Given a linked list, remove the nth node from the end of list and return its head.
For example,
Given linked list: 1->2->3->4->5, and n = 2.
After removing the second node from the end, the linked list becomes 1->2->3->5.
Note:
Given n will always be valid.
Try to do this in one pass.
这个题目我想到两种解法。时间复杂度均为O(N),空间复杂度有所区别,一种是O(N),一种是O(1)。

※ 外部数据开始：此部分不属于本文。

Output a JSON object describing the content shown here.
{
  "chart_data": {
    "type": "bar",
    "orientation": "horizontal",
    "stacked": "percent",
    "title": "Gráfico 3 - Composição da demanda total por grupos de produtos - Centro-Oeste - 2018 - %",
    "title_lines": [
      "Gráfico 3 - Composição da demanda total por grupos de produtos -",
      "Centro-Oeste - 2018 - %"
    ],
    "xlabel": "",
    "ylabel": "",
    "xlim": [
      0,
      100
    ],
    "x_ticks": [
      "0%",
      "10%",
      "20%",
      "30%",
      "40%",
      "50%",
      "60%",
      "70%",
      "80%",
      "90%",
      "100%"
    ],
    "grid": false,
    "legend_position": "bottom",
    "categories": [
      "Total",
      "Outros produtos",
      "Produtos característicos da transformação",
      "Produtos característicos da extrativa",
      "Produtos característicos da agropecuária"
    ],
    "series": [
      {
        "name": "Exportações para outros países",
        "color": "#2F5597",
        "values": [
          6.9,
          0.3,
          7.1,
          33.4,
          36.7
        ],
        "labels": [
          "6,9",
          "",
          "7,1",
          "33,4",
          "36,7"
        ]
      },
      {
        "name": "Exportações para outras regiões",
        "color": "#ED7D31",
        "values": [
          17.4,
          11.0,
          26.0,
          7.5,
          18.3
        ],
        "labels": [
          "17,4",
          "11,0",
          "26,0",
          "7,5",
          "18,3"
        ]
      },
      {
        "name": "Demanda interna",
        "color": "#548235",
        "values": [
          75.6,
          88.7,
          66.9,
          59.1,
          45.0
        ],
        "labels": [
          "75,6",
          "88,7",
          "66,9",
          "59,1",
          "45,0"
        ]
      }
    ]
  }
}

另外,这个题目我觉得需要注意的地方是应该delete掉删除的节点,防止内存泄露。
空间复杂度为 O(N) 的解法
需要用到一个vector保存所有节点的地址,具体代码如下:
ListNode *removeNthFromEnd(ListNode *head, int n) {
vector<ListNode *> list;
for (ListNode *iter = head; iter != NULL; iter = iter->next)
list.push_back (iter);
if (n == list.size()) {
head = list[0]->next;
delete list[0];
return head;
}
list[list.size() - n - 1]->next = list[list.size() - n]->next;
delete list[list.size() - n];
return list[0];
}空间复杂度为 O(1) 的解法
设置两个指针,fast较low快n个节点。具体代码如下:
ListNode *removeNthFromEnd(ListNode *head, int n) {
ListNode *fast = head, *low = head, *delNode;
for (int i = 0; i < n; ++i)
fast = fast->next;
if (!fast) {
delNode = head;
head = head->next;
delete delNode;
return head;
}
while (fast->next) {
fast = fast->next;
low = low ->next;
}
delNode = low->next;
low->next = low->next->next;
delete delNode;
return head;
}更好的解法
上面的第二种解法中,将删除头结点作为一种特殊情况处理,可以采取虚拟头结点的做法去掉这个特殊性。这种处理方法在LeetCode[Linked List]: Reverse Nodes in k-Group中也用到了。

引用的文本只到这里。